A plot of the spacetime locations of the Earth relative to the accelerated frame.
I.e. The Earth having the same curved segments, inertial segments etc.
If this was done you would then have totally reciprocal and mutually exclusive elapsed proper times as derived from integrated worldlines between events , no??
As far as I have seen the OP has a relevant question and having read a great many twin threads it appears that there is no real consensus as to the proper resolution and whether acceleration is a crucial criteria or not. Everyone agrees there is no real paradox and agrees on the outcome but there still seems to be questions worth pursuing regarding both acceleration and simultaneity. IMHO

No matter how you dress it up, or what scenario you propose, in SR, the proper time along a worldline, that is the time measuired by a clock that is present at all points along the worldline, is a measure of the spacetime distance along that worldline. There s no ambiguity and no lack of consensus on this point. Whether the Earth accelerates or the rocket accelerates or both accelerate, whether symmetrically or not, the proper time along the wordlines can measured by a clock traveling along the wordline or calculated by any observer, and compared. There will no disagreement about the reuslts.

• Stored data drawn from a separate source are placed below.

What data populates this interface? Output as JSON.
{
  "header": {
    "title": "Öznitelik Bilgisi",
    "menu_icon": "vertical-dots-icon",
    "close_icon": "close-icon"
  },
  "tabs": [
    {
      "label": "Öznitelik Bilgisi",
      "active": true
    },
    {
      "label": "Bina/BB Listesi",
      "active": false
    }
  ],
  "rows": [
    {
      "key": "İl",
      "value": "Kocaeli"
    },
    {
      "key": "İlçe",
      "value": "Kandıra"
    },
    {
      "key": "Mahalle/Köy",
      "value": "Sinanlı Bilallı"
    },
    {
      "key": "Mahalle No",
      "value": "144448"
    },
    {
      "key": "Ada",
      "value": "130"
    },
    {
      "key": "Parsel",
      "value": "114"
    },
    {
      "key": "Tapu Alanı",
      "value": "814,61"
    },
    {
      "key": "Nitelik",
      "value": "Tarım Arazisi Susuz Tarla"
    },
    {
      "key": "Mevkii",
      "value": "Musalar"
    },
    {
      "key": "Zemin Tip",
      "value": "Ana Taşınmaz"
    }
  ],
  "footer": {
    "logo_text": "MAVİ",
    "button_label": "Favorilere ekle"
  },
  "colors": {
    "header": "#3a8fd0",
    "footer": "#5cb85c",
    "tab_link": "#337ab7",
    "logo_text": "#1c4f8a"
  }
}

As for the effect of acceleration on clocks, the clock hypothesis assumes ther is no effect and this is borne out by laboratory performed experiments to a very high degree. Of course for diiferential time intervals, which of couse require curved wordlines to describe them geometrically, we need acceleration to produce them, but it this curvature of the spactime path which leads to the different proper times, or not, along two wordlines. The acceleration is the cause of this curvature but has no direct effects on clocks. The compared readings on the clocks are in effect, loosely speaking, a measure of the relative curvature of the wordlines.

Matheinste

 

[Mentz114]

I go along with Matheinste's post above which summarises the situation very well. I wish the 'twin paradox' would go away ( although it's fun sometimes talking about it).

 

[yossell]

I go along with Matheinste's post above which summarises the situation very well. I wish the 'twin paradox' would go away ( although it's fun sometimes talking about it).

Oh - I found understanding why the twins paradox is not a paradox an essential part of my coming to understand relativity. The barn paradox too. I think they should be as much a part of a relativity course as the Lorentz equations.

 

[Mentz114]

Oh - I found understanding why the twins paradox is not a paradox an essential part of my coming to understand relativity. The barn paradox too. I think they should be as much a part of a relativity course as the Lorentz equations.

Yes, you're right. The barn and pole came up as an exam question once for me. It seemed to me that I understood SR much better when I fathomed space-time geometry, which answers most questions. When in doubt, draw a diagram.